Reduce back-seat distractions on Christmas journeys, says GEM Motoring Assist

Posted on December 17th, 2013 by GEM Motoring Assist

Road safety and breakdown cover specialist GEM Motoring Assist has put together some tips for minimising back-seat squabbles and reducing risk on Christmas road journeys. The advice follows the recent publication of research from Australia, suggesting that children are 12 times more distracting to drivers than talking on a mobile phone.

GEM chief executive David Williams MBE comments: “We readily recognise some distractions, such as speaking on a hand-held phone or texting, as dangerous. These actions carry fines of £100 with three penalty points. But many of us are guilty of overlooking the distractions that can come from children in the back seats.

“In order to reduce risk on a journey, we need to be in control when we’re driving and accept that all our focus must be on the driving task. That means we must make a positive decision not to turn round, not to unwrap sweets and not to engage in distracting activities.

“There’s only 100% concentration available – so by refusing to allow any of that to be taken away from the task of driving, we’re maximising our safety as drivers, we’re keeping our children safe and we’re reducing risk for those around us.”

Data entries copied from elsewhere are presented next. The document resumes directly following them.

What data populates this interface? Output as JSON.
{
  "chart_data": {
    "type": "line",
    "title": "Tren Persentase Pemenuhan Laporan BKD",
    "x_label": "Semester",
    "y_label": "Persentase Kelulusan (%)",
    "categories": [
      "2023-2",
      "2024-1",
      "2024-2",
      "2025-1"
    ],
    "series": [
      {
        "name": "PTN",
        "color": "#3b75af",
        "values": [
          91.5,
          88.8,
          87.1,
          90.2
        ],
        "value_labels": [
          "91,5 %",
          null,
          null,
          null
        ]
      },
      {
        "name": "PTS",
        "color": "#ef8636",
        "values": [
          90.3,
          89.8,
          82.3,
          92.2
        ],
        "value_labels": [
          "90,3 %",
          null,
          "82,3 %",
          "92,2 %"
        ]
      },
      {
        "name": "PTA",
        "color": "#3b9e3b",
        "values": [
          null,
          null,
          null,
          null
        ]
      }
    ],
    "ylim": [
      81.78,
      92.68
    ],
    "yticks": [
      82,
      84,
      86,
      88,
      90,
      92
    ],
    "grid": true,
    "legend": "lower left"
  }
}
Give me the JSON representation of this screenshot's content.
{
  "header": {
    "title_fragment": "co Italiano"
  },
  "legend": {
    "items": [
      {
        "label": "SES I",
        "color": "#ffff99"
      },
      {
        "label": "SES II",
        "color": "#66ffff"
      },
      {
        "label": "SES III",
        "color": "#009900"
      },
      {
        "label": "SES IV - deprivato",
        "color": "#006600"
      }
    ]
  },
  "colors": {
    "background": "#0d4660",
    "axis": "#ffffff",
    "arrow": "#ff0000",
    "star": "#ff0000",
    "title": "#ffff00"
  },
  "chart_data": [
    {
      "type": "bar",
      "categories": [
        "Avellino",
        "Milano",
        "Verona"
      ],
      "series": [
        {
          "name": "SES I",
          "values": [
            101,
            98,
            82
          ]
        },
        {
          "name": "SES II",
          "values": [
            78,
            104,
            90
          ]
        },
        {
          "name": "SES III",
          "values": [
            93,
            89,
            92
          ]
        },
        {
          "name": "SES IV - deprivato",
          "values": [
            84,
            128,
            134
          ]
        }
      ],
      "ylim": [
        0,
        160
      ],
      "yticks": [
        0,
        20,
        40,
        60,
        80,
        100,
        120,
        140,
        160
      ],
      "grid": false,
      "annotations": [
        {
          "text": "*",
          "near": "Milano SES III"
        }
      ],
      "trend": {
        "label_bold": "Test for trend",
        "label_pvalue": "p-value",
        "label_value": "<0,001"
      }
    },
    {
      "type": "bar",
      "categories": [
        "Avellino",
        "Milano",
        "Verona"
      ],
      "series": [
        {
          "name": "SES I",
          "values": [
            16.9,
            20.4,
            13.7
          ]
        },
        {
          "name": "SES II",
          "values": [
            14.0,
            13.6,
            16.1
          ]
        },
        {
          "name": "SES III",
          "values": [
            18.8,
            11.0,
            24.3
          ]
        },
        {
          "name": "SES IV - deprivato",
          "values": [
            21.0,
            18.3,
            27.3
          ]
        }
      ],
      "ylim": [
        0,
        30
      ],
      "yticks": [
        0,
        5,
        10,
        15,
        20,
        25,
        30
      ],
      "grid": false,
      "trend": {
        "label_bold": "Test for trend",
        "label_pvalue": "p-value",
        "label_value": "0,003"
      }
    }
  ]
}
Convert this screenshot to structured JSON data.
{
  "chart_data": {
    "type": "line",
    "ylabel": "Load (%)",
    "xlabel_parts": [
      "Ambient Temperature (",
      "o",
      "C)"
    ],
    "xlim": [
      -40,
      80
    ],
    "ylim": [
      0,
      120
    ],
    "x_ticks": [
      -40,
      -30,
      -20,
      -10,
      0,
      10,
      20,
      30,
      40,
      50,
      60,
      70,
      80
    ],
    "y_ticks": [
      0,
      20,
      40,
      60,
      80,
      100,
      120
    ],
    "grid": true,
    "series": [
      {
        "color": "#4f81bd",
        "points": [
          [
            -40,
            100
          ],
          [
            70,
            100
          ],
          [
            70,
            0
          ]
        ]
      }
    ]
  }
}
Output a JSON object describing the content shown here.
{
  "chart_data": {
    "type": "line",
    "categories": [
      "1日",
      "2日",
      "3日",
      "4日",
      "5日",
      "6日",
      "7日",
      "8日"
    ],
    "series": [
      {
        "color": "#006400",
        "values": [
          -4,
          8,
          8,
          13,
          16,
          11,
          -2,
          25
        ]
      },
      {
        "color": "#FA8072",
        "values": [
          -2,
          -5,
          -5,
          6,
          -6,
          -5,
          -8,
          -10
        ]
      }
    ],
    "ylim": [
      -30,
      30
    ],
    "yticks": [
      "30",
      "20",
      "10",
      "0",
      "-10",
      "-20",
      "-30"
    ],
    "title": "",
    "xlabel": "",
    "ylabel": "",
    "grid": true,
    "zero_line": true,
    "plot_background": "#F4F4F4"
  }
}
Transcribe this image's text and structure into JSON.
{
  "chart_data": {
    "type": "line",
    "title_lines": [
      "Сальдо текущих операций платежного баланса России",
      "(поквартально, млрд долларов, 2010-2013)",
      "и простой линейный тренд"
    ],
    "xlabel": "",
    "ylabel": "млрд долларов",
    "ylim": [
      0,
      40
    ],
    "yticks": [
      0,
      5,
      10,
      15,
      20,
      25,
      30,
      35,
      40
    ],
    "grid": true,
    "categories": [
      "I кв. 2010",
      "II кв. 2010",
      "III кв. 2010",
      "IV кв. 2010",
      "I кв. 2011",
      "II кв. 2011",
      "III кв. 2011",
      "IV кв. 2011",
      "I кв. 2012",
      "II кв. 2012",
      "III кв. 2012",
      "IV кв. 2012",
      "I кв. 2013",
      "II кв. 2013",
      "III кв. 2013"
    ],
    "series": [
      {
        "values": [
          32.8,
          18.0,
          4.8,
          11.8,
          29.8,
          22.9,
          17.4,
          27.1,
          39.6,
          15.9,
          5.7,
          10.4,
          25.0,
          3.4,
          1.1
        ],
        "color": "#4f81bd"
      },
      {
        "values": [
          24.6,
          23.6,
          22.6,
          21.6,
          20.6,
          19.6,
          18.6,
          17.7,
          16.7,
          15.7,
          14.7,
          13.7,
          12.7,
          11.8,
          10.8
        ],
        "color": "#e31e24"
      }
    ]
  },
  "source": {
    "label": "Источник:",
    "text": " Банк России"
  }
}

GEM’s tips for safer family journeys this Christmas:

  • Encourage your children to plan the journey and to choose the items they would like to have easily accessible. Let them select the snacks they fancy (though avoid anything sticky or smelly).
  • Have a family chat before you leave.
  • Explain how long the journey is likely to take. Let the children know how many breaks you’re planning and what you’ll do on those breaks (stop for lunch, or just a quick loo visit).
  • Drivers: delegate any discussions with the children to the adult in the front passenger seat. If you’re the only adult, then have a chat before you leave and explain that by staying calm and quiet, they’ll be helping to ensure a safer, smoother journey.
  • Encourage them to give you as much notice as possible if they need the loo or perhaps feel unwell.
  • If arguments break out during the journey, don’t try to continue driving. Pull over when it’s safe and sort things out.